Gıda, adaletin tesisinde hukuktan çok daha etkin ve öncelikli pratik alanıdır.
“Eğer sizin yediğiniz balık adaletli bir usulle avlanmıyorsa, onu tutan avcısını beslemiyorsa günün sonunda sizi de beslemeyecektir”
-Peki tüm bu saydıklarınız yani balıkçı, kabzımal, süpermarket ve tüketici bu adaletin tesis edilmesini neden önemsemeli? Örneğin tüketicinin gıdaya adil bir şekilde ulaşma haritasındaki yolu takip etme motivasyonu ne olmalı?
Aslında bu motivasyon herkeste var.
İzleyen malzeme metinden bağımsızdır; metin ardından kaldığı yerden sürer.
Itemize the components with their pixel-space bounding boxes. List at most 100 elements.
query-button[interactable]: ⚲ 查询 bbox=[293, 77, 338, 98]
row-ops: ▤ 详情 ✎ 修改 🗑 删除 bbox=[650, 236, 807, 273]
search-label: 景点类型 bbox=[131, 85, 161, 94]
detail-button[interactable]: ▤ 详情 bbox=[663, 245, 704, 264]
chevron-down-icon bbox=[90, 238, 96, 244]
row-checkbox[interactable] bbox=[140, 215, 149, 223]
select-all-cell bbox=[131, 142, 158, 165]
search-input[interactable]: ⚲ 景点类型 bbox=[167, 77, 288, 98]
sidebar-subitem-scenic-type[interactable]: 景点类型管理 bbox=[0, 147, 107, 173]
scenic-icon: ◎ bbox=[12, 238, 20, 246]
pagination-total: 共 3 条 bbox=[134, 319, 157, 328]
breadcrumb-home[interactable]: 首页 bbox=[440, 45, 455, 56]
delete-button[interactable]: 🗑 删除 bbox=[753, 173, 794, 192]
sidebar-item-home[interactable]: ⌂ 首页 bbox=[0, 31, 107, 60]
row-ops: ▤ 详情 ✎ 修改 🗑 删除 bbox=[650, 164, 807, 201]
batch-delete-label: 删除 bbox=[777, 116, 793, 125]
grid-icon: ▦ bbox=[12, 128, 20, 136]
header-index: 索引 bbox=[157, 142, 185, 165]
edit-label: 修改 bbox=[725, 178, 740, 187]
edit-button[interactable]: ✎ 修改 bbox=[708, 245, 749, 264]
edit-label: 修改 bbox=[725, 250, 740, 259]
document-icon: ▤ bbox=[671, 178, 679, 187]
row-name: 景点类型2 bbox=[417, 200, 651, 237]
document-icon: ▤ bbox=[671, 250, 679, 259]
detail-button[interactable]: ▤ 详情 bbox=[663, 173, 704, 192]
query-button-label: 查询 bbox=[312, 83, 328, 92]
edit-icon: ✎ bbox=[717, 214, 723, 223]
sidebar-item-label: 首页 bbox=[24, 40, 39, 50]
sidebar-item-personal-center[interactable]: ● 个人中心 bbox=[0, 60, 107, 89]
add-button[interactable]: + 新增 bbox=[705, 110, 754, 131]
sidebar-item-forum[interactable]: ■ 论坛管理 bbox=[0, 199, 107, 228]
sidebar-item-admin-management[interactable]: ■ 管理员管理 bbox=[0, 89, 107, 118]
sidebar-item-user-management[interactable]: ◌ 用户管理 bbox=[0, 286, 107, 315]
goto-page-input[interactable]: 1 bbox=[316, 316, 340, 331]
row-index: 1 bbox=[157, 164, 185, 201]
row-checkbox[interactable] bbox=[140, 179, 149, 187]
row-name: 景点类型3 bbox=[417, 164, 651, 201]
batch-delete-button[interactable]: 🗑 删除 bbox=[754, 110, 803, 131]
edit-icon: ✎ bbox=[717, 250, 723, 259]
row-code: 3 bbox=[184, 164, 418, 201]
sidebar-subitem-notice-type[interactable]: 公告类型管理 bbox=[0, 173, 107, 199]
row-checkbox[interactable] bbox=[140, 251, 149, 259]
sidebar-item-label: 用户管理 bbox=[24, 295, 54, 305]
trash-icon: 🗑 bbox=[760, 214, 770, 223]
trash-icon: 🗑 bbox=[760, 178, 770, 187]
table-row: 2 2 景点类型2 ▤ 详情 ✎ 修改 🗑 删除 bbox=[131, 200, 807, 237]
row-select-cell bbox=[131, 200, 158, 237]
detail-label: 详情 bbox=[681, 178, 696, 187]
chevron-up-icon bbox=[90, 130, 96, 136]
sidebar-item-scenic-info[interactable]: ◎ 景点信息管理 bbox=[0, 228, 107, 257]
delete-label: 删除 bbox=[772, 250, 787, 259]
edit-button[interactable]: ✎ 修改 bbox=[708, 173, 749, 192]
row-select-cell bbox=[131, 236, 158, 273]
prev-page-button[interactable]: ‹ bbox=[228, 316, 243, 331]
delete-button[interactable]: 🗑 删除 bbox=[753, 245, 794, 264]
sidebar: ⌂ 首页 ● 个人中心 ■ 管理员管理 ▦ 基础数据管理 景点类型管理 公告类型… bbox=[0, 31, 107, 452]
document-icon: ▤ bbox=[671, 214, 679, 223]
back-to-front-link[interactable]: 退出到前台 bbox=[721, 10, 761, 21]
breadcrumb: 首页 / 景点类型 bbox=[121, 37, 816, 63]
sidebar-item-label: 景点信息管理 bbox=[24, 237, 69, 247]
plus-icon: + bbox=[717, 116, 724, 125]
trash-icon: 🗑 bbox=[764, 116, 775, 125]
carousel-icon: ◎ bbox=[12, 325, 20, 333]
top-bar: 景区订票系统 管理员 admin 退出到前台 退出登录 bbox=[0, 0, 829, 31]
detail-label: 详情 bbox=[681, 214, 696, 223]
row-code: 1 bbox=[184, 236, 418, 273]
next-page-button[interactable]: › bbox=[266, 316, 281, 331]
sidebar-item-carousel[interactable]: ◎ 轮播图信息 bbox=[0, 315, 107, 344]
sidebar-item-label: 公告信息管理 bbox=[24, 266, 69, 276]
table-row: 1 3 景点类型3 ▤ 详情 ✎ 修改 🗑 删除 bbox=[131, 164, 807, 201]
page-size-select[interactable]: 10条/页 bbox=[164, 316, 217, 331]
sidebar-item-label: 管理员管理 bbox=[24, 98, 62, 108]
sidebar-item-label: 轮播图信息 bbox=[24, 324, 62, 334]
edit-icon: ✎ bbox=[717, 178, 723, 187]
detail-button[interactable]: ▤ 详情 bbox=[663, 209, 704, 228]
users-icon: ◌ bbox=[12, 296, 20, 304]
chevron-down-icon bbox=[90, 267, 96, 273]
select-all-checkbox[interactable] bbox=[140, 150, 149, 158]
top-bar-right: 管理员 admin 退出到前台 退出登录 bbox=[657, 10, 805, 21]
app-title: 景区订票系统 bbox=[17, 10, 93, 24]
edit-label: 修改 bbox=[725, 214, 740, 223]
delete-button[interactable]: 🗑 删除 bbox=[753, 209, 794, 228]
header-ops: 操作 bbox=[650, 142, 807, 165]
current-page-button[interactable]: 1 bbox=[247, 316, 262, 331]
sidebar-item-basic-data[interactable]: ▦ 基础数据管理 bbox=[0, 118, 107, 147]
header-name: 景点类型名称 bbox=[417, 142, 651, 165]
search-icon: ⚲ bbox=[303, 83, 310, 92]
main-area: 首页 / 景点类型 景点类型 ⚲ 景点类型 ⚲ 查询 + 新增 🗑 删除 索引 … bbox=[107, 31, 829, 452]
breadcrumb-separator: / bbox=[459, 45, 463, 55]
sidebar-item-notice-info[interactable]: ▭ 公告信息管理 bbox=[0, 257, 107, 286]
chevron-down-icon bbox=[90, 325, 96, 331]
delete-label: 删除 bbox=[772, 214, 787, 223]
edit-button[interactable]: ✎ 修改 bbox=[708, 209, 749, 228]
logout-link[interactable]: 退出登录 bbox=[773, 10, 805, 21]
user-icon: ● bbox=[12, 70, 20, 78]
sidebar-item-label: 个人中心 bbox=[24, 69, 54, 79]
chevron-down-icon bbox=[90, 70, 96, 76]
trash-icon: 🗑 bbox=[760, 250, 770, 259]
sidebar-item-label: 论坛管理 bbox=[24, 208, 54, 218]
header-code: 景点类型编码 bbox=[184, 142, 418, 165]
Yani adını adalet koymuyor ancak herkes çocuğu olduğunda ya da annesi hastalandığında onlara daha iyi gıda yedirme gayretine giriyor. Çünkü bu gezegenin üzerinde var olan canlılardan hiçbir farkımız yok. İster sinek olun, ister çimen olun, ister yaban domuzu, ister insan… Hiç fark etmez. Tüm bu canlıların karakteristik çok basit iki motivasyonu var. İlki karnını doyurmak. Karnını doyuracak ki bu gezegen üstündeki varlığını devam ettirecek, ikincisi kendine uygun bir eş bulup üreyecek ki, gezegen üstünde türünün varlığı devam etsin. Bu iki basit dürtü bize aslında gıdayı ve üremeyi çok ciddi bir şekilde, seçerek ve bilerek yapmamız gerektiğini söylüyor.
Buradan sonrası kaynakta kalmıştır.